Que répond Xavier Darcos ? Il dit que l’Utopie peut exister, mais qu’il faut aussi poser une action ministérielle sur un budget bien concret et on reconnaît bien, là, la façon dont aujourd’hui on déclare que le ministère de l’Education Nationale doit participer à l’effort budgétaire national… Mais, peut-on jouer sur cet investissement humain ? Est-il légitime de considérer le ministère des Anciens Combattants comme celui de l’Education Nationale (je parle ici du pourcentage du budget à économiser) ?
Il est évident que chacun retiendra l’un ou l’autre des intervenants comme plus pertinent, telle idée comme meilleure, tel objectif comme plus crédible… mais tous les lecteurs ressortiront de cette rencontre livresque avec plus de connaissances sur la question et appréhenderont avec plus de sécurité le débat sur l’éducation qui secoue la France…

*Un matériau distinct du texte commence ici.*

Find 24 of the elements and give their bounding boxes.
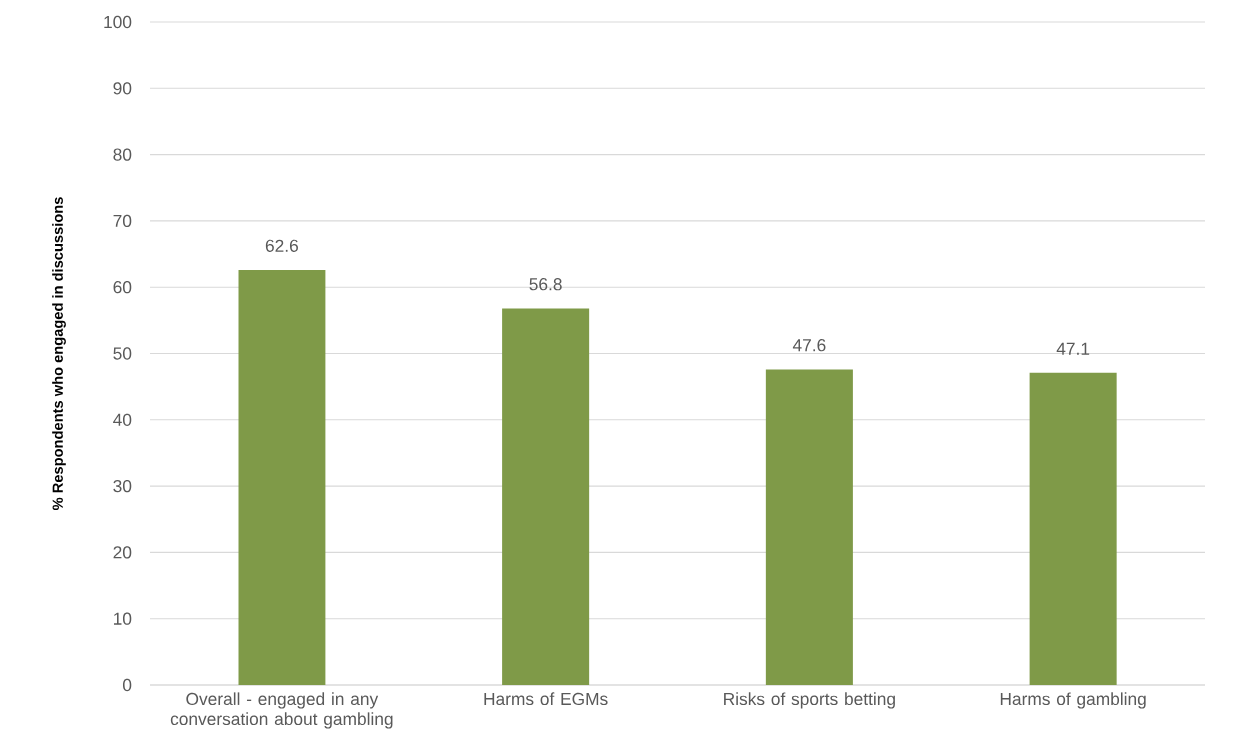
bar: [765, 369, 853, 685]
y-tick-label: 30: [113, 479, 132, 493]
y-tick-label: 50: [113, 347, 132, 360]
data-label: 47.6: [792, 339, 826, 352]
y-tick-label: 100: [104, 15, 132, 29]
y-axis-title: % Respondents who engaged in discussions: [52, 197, 66, 511]
y-tick-label: 60: [113, 281, 132, 294]
y-tick-label: 80: [113, 148, 132, 161]
y-tick-label: 20: [113, 546, 132, 559]
y-tick-label: 40: [113, 413, 132, 426]
x-tick-label: Harms of EGMs: [484, 692, 608, 706]
y-tick-label: 90: [113, 82, 132, 95]
data-label: 62.6: [265, 239, 298, 252]
bar: [502, 308, 590, 685]
data-label: 47.1: [1056, 342, 1090, 355]
data-label: 56.8: [529, 278, 562, 291]
bar: [1029, 372, 1117, 685]
x-tick-label: Overall - engaged in any conversation about gambling: [170, 692, 393, 729]
x-tick-label: Harms of gambling: [1000, 692, 1146, 709]
y-tick-label: 10: [113, 612, 132, 625]
bar: [238, 269, 326, 685]
y-tick-label: 70: [113, 214, 132, 228]
y-tick-label: 0: [122, 678, 132, 692]
x-tick-label: Risks of sports betting: [724, 692, 895, 709]
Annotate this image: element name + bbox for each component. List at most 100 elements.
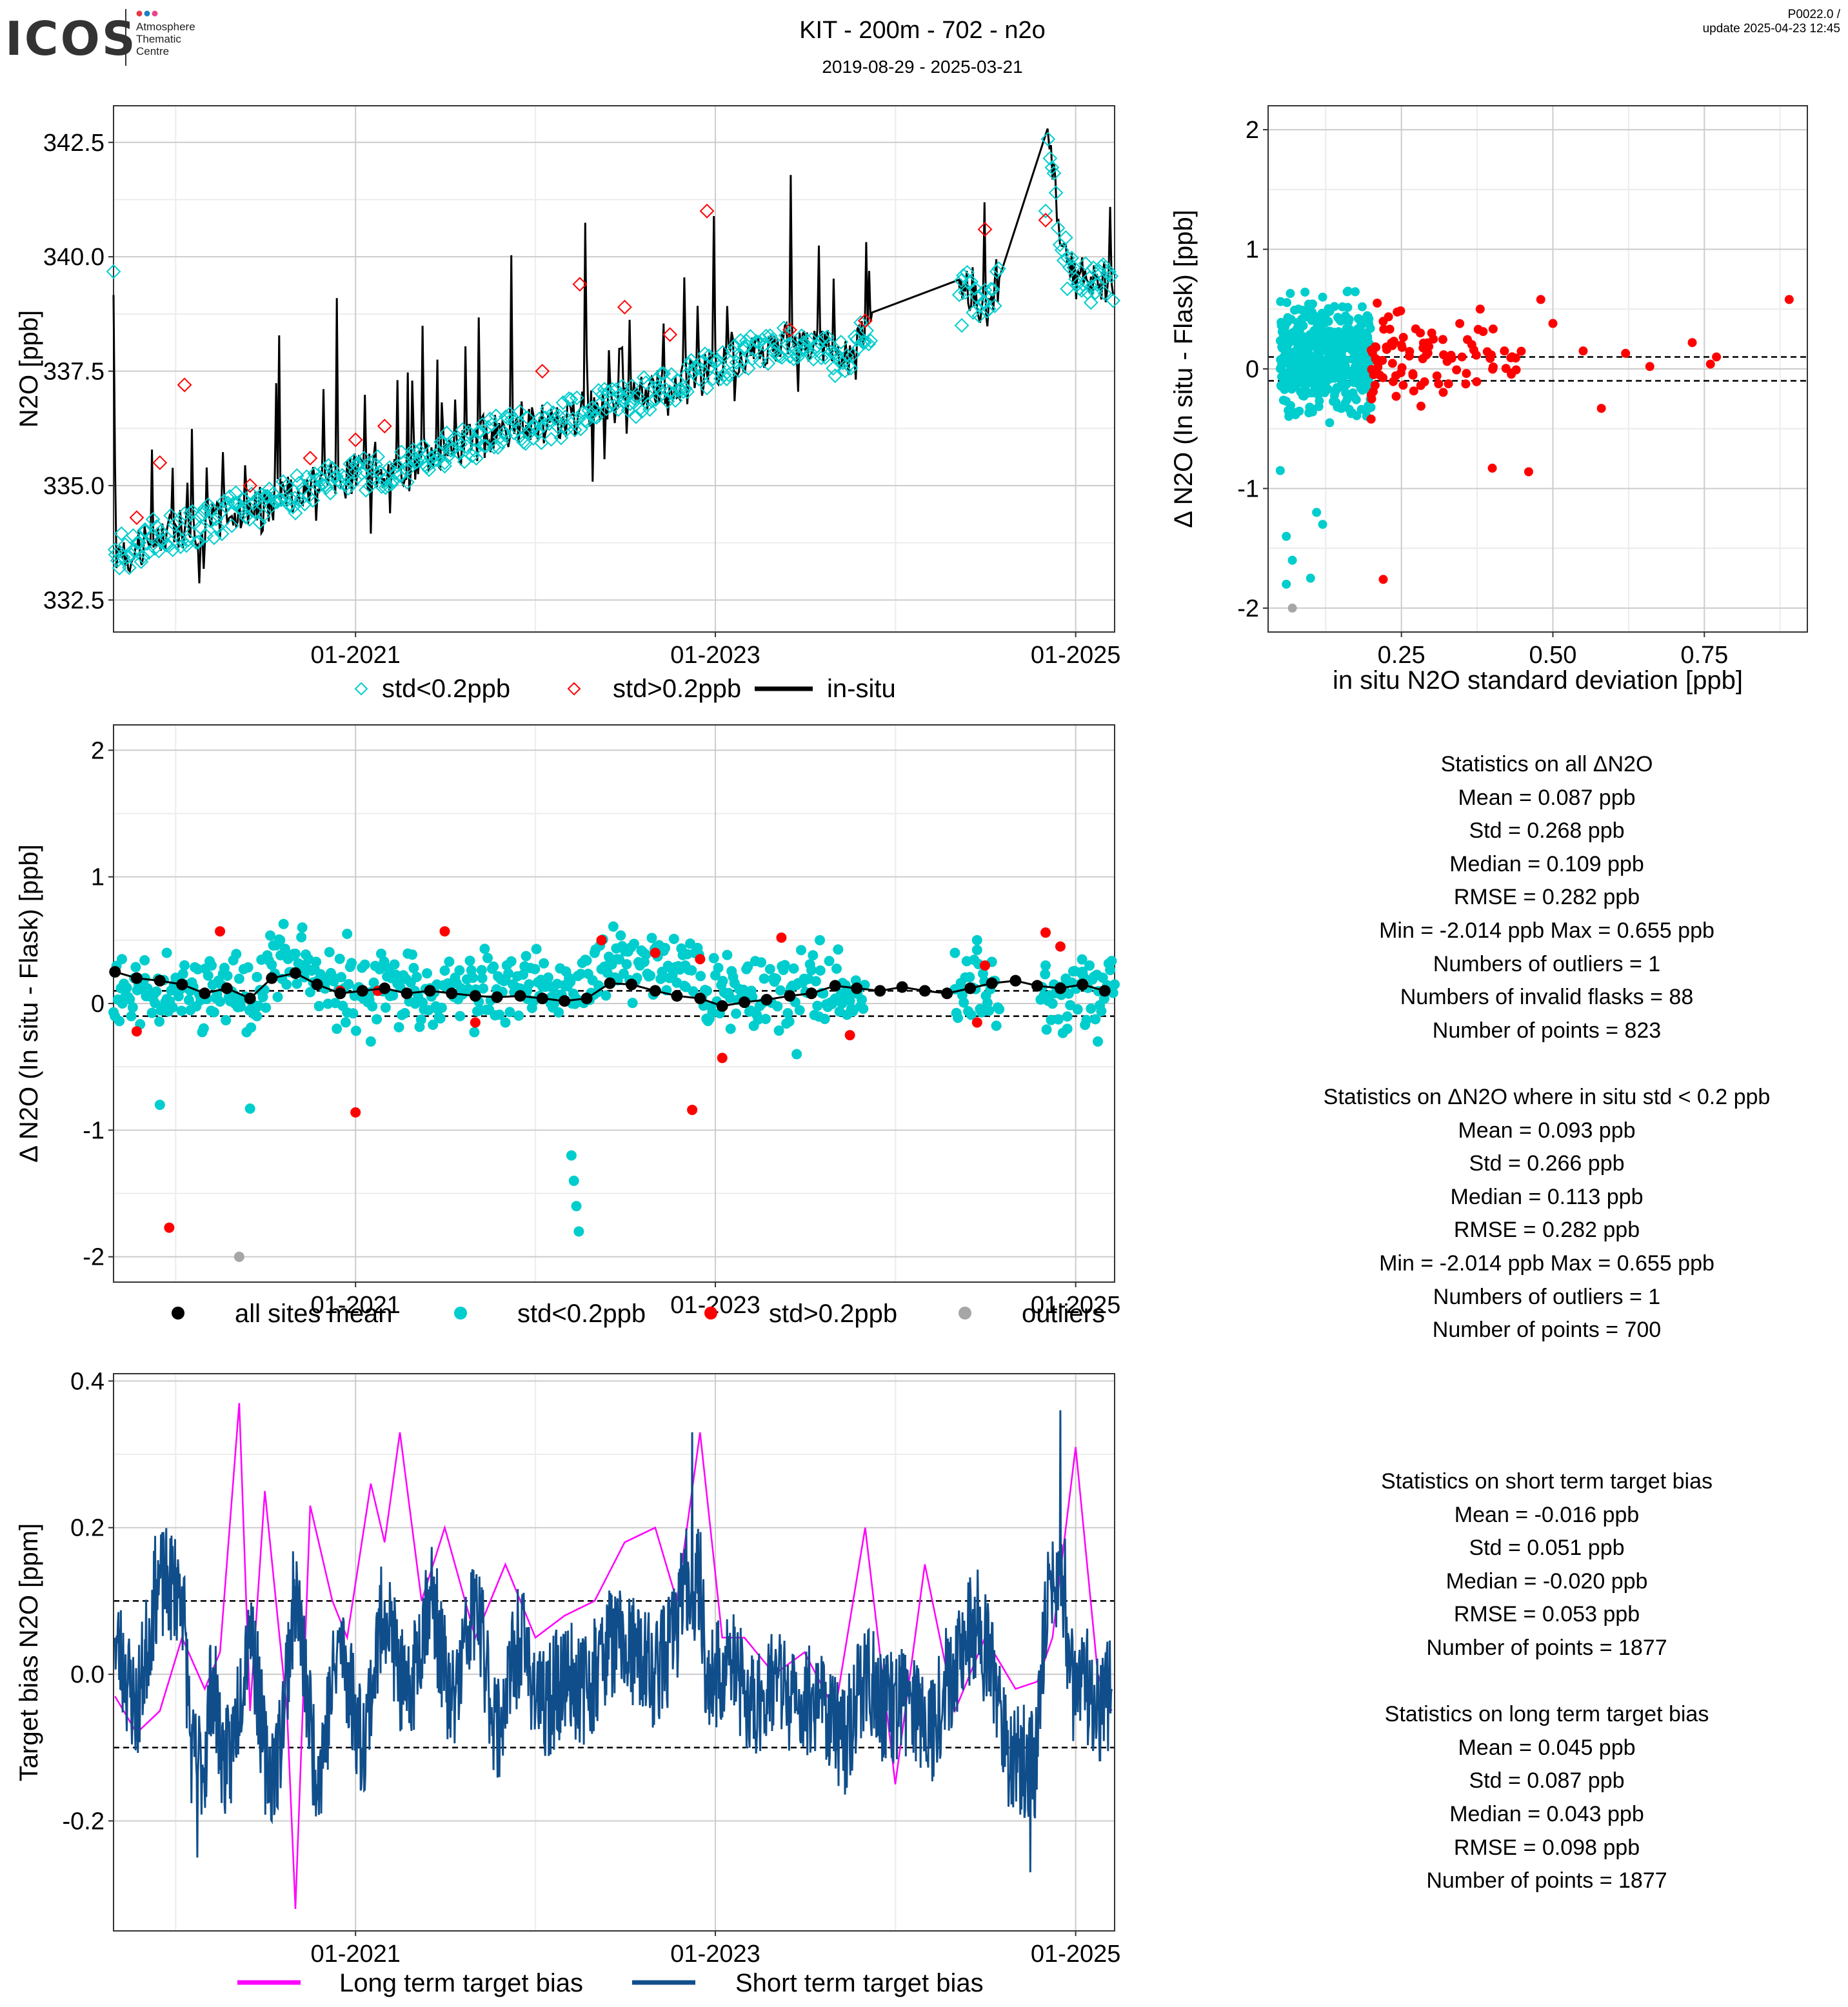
data-point — [1077, 966, 1088, 977]
data-point — [1055, 941, 1066, 952]
data-point — [494, 434, 510, 450]
data-point — [837, 998, 848, 1009]
data-point — [565, 976, 576, 987]
data-point — [1687, 338, 1697, 348]
data-point — [1320, 341, 1330, 351]
data-point — [617, 299, 632, 315]
data-point — [818, 350, 833, 365]
stats-line: Median = 0.109 ppb — [1449, 851, 1644, 876]
data-point — [1063, 988, 1074, 999]
data-point — [311, 978, 323, 991]
data-point — [794, 328, 810, 344]
data-point — [134, 554, 149, 569]
data-point — [808, 950, 819, 961]
data-point — [830, 347, 845, 362]
data-point — [252, 515, 267, 530]
data-point — [1462, 369, 1471, 379]
chart-target-bias: -0.2 0.0 0.2 0.4 01-2021 01-2023 01-2025 Target… — [15, 1368, 1120, 1997]
data-point — [977, 295, 993, 310]
data-point — [824, 956, 835, 967]
data-point — [1046, 166, 1062, 181]
data-point — [231, 949, 242, 960]
data-point — [981, 301, 997, 317]
data-point — [717, 367, 732, 382]
data-point — [304, 987, 315, 998]
data-point — [687, 1104, 698, 1115]
data-point — [246, 1022, 257, 1033]
data-point — [1053, 1014, 1064, 1025]
data-point — [1287, 603, 1297, 613]
data-point — [702, 985, 713, 996]
data-point — [1047, 998, 1058, 1009]
data-point — [1042, 151, 1058, 166]
data-point — [569, 390, 584, 406]
data-point — [491, 991, 503, 1004]
data-point — [334, 953, 345, 964]
data-point — [755, 332, 770, 348]
data-point — [1427, 328, 1436, 338]
data-point — [1438, 388, 1448, 397]
data-point — [188, 535, 204, 550]
data-point — [512, 404, 528, 419]
data-point — [415, 1014, 426, 1025]
data-point — [641, 949, 651, 960]
data-point — [1295, 406, 1304, 416]
data-point — [1031, 980, 1044, 992]
y-tick-label: 340.0 — [43, 244, 104, 271]
data-point — [1524, 467, 1533, 477]
x-tick-label: 0.50 — [1529, 642, 1576, 669]
data-point — [557, 419, 572, 434]
data-point — [154, 1100, 165, 1111]
data-point — [1295, 362, 1304, 372]
data-point — [599, 401, 614, 417]
chart-delta-vs-std: -2 -1 0 1 2 0.25 0.50 0.75 Δ N2O (In situ - Flas… — [1169, 105, 1808, 695]
data-point — [477, 973, 488, 984]
data-point — [1282, 531, 1291, 541]
data-point — [1379, 324, 1389, 334]
data-point — [1277, 317, 1286, 327]
plot-background — [114, 106, 1115, 632]
data-point — [1348, 388, 1358, 398]
data-point — [1309, 314, 1318, 324]
data-point — [733, 333, 748, 348]
data-point — [837, 363, 853, 379]
data-point — [518, 969, 529, 980]
data-point — [370, 449, 386, 464]
data-point — [815, 965, 826, 976]
data-point — [1102, 264, 1117, 279]
data-point — [154, 974, 166, 987]
data-point — [446, 987, 458, 1000]
data-point — [1645, 362, 1654, 371]
data-point — [977, 222, 993, 237]
data-point — [272, 991, 283, 1002]
data-point — [290, 948, 301, 959]
data-point — [224, 518, 239, 533]
data-point — [831, 964, 842, 974]
y-axis-label: Target bias N2O [ppm] — [15, 1523, 43, 1781]
data-point — [482, 411, 498, 427]
data-point — [107, 542, 123, 557]
y-tick-label: 337.5 — [43, 359, 104, 386]
data-point — [695, 971, 706, 982]
data-point — [648, 392, 663, 408]
data-point — [851, 982, 863, 994]
data-point — [678, 368, 693, 384]
stats-line: Median = -0.020 ppb — [1446, 1568, 1648, 1594]
data-point — [575, 969, 586, 980]
data-point — [1306, 573, 1315, 583]
data-point — [152, 455, 168, 470]
data-point — [1064, 250, 1079, 266]
data-point — [397, 461, 413, 477]
data-point — [782, 322, 797, 338]
data-point — [175, 521, 190, 537]
data-point — [506, 425, 521, 440]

La note donnée correspond à la qualité du débat, de l’écriture et l’intérêt des sujets abordés et non à une adhésion à tous les propos lus…
[Je suis moralement obligé de reconnaître pour être parfaitement honnête que j’appartiens à ceux qui durant leurs études en sciences de l’éducation ont eu une influence directe de Philippe Meirieu, homme que j’admire profondément].